Called ‘The Jewel of Woodside” for its verdant spaces and community spirit, the Big Six Towers has provided Queens residents with affordable housing for fully half a century. This Mitchell-Lama seven-building complex, built in 1963, was sponsored by the New York Typographical Union Local Six, known as the “Big Six,” and is named in its honor. Home to 983 families and individuals, nearly a third of whom are current or retired union members, The Big Six Towers feature two playgrounds, majestic oak tree groves and flowerbeds surrounded by sloping lawns and open spaces for picnicking and socializing.

Like all aging properties; Big Six had significant capital needs, which totaled $11.5 million. Repairs needed at Big Six included the replacement of windows and patio doors, walkway and parking lot repaving, and extensive repairs to the shopping façade.

Maintaining Big Six as affordable housing was important, but the residents of the community knew that they were facing some difficult choices in figuring out how to pay for repairs. One way would be to move to an open market model, something that other developments across the City had done, where maintenance charges would shoot up and generate income. Despite the allure of the increased value of apartments on the open market, there were strong feelings about not taking that direction. Instead, the residents came to HDC to restructure their debt and meet capital needs through the Mitchell-Lama Preservation Program.

“The capacity to preserve affordability in developments that have benefitted from government assistance in the past, as in the case of Mitchell-Lama developments, is one of the most powerful tools we have in the NHMP,” said HDC President Jahr.

In 2010, Edwin Bennett, President of the Big Six Board of Directors remarked: “As residents and shareholders in Big Six Towers since it first opened in 1963, my family and I can personally attest to its value to us and our surrounding Queens’ communities.

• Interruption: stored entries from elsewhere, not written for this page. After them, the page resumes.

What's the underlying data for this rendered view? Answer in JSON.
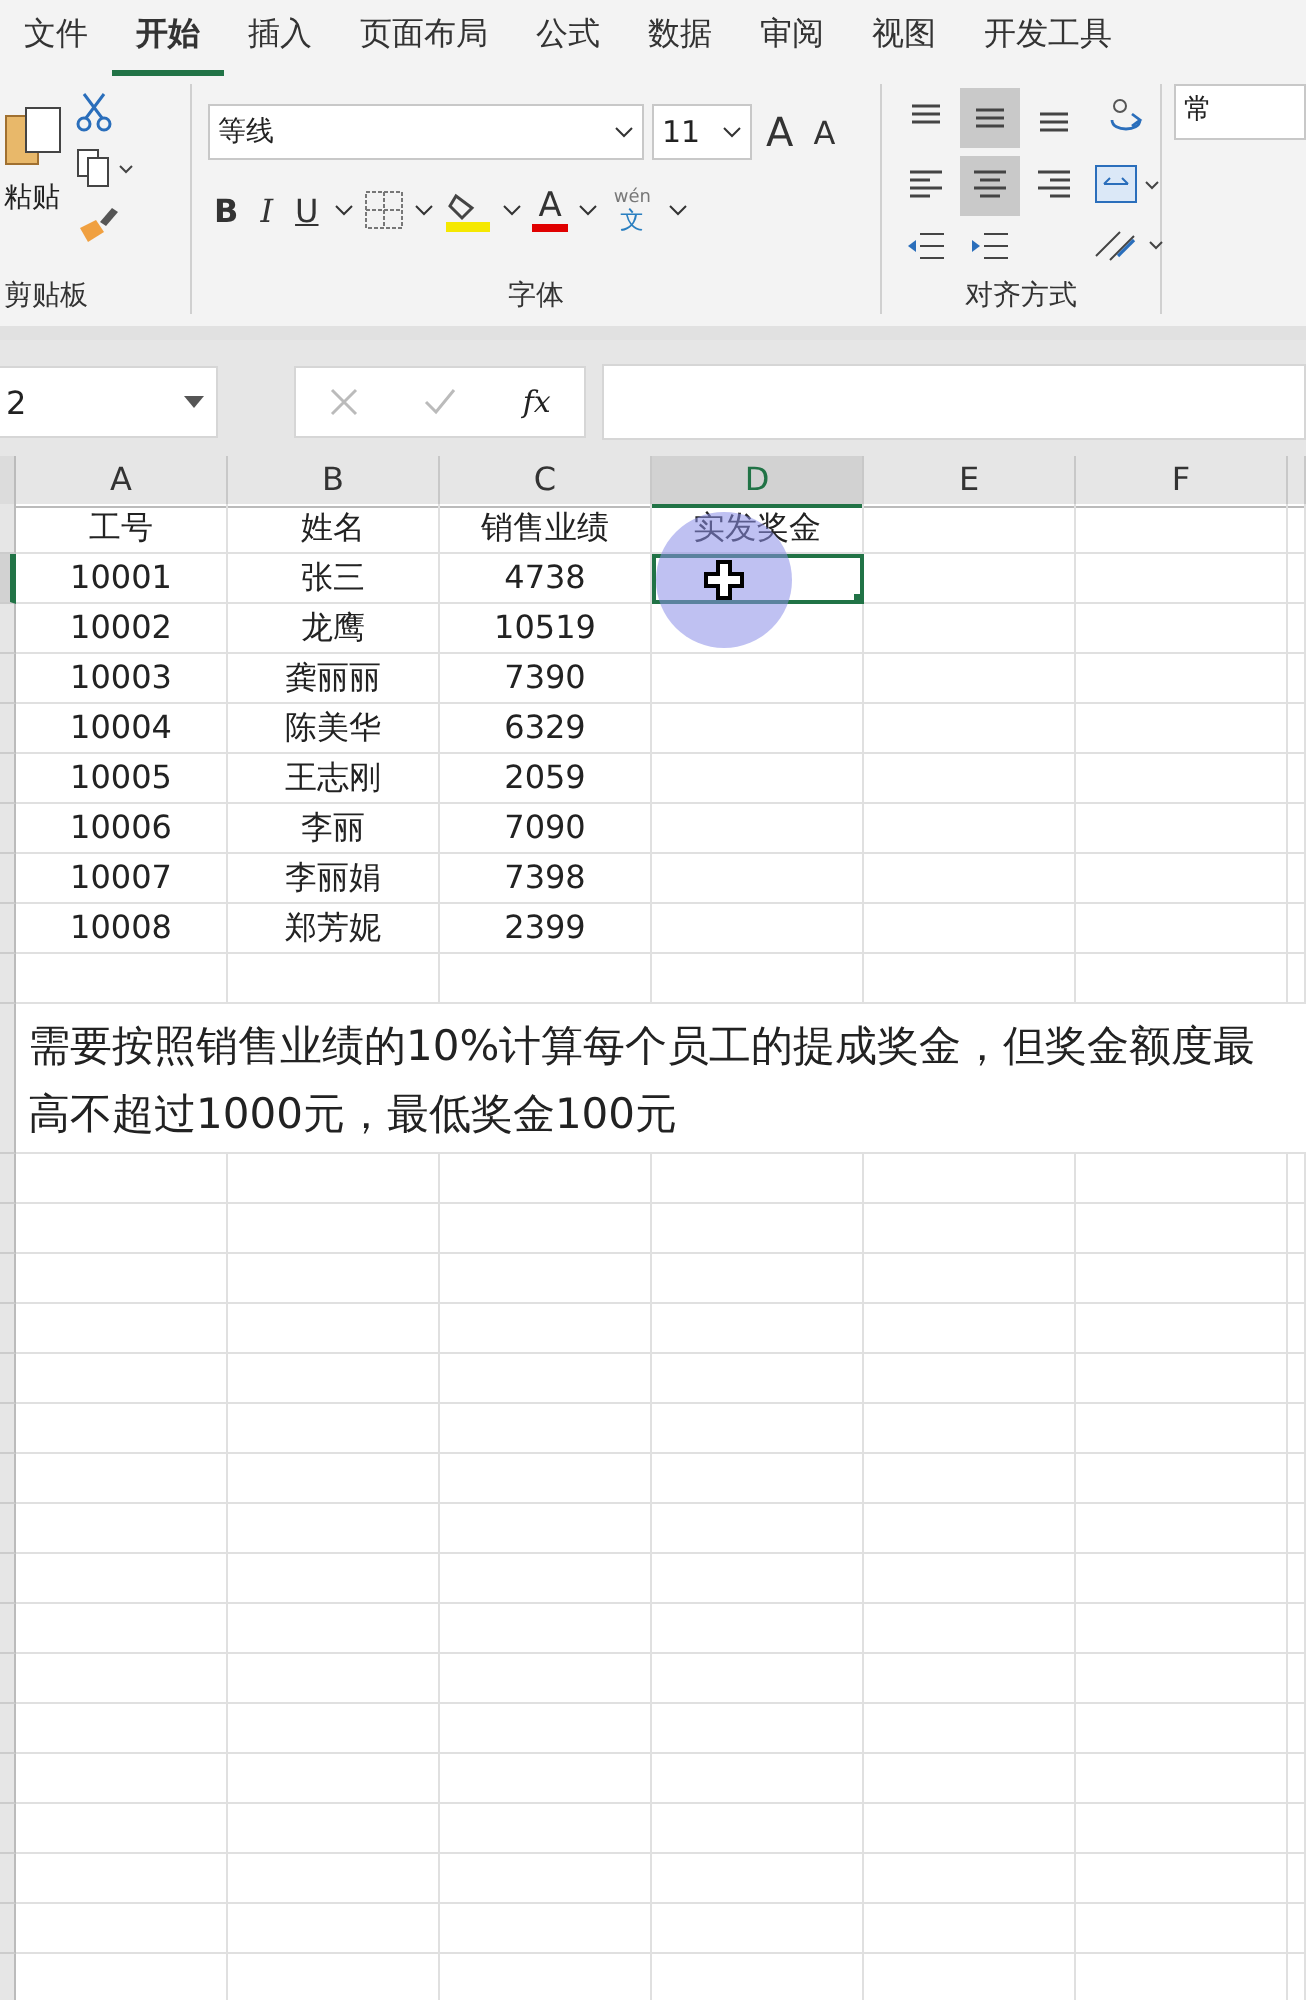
{
  "ribbon_tabs": [
    {
      "label": "文件",
      "selected": false
    },
    {
      "label": "开始",
      "selected": true
    },
    {
      "label": "插入",
      "selected": false
    },
    {
      "label": "页面布局",
      "selected": false
    },
    {
      "label": "公式",
      "selected": false
    },
    {
      "label": "数据",
      "selected": false
    },
    {
      "label": "审阅",
      "selected": false
    },
    {
      "label": "视图",
      "selected": false
    },
    {
      "label": "开发工具",
      "selected": false
    }
  ],
  "clipboard": {
    "paste_label": "粘贴",
    "group_label": "剪贴板"
  },
  "font": {
    "name": "等线",
    "size": "11",
    "grow": "A",
    "shrink": "A",
    "bold": "B",
    "italic": "I",
    "underline": "U",
    "font_color_letter": "A",
    "phonetic_top": "wén",
    "phonetic_bottom": "文",
    "group_label": "字体"
  },
  "alignment": {
    "group_label": "对齐方式",
    "vertical": [
      {
        "selected": false
      },
      {
        "selected": true
      },
      {
        "selected": false
      }
    ],
    "horizontal": [
      {
        "selected": false
      },
      {
        "selected": true
      },
      {
        "selected": false
      }
    ]
  },
  "number": {
    "format_partial": "常"
  },
  "formula_bar": {
    "name_box": "2",
    "fx": "fx"
  },
  "sheet": {
    "columns": [
      {
        "label": "A",
        "selected": false
      },
      {
        "label": "B",
        "selected": false
      },
      {
        "label": "C",
        "selected": false
      },
      {
        "label": "D",
        "selected": true
      },
      {
        "label": "E",
        "selected": false
      },
      {
        "label": "F",
        "selected": false
      }
    ],
    "rows": [
      {
        "cells": [
          "工号",
          "姓名",
          "销售业绩",
          "实发奖金"
        ],
        "selected": false
      },
      {
        "cells": [
          "10001",
          "张三",
          "4738"
        ],
        "selected": true
      },
      {
        "cells": [
          "10002",
          "龙鹰",
          "10519"
        ],
        "selected": false
      },
      {
        "cells": [
          "10003",
          "龚丽丽",
          "7390"
        ],
        "selected": false
      },
      {
        "cells": [
          "10004",
          "陈美华",
          "6329"
        ],
        "selected": false
      },
      {
        "cells": [
          "10005",
          "王志刚",
          "2059"
        ],
        "selected": false
      },
      {
        "cells": [
          "10006",
          "李丽",
          "7090"
        ],
        "selected": false
      },
      {
        "cells": [
          "10007",
          "李丽娟",
          "7398"
        ],
        "selected": false
      },
      {
        "cells": [
          "10008",
          "郑芳妮",
          "2399"
        ],
        "selected": false
      }
    ],
    "note": "需要按照销售业绩的10%计算每个员工的提成奖金，但奖金额度最高不超过1000元，最低奖金100元"
  }
}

It is self-evident to the fortunate families here that the economic and social stability that comes with being a shareholder here is beyond measure and that the presence of Big Six only adds to the economic and social stability of our area as a whole.”

HDC responded to the Big Six Towers’ plea for help and structured a $40 million bond issue that restructured existing debt and funded over $11 million of needed repairs for the complex, thus meeting two crucial needs—funding capital repairs and protecting the affordability of the development.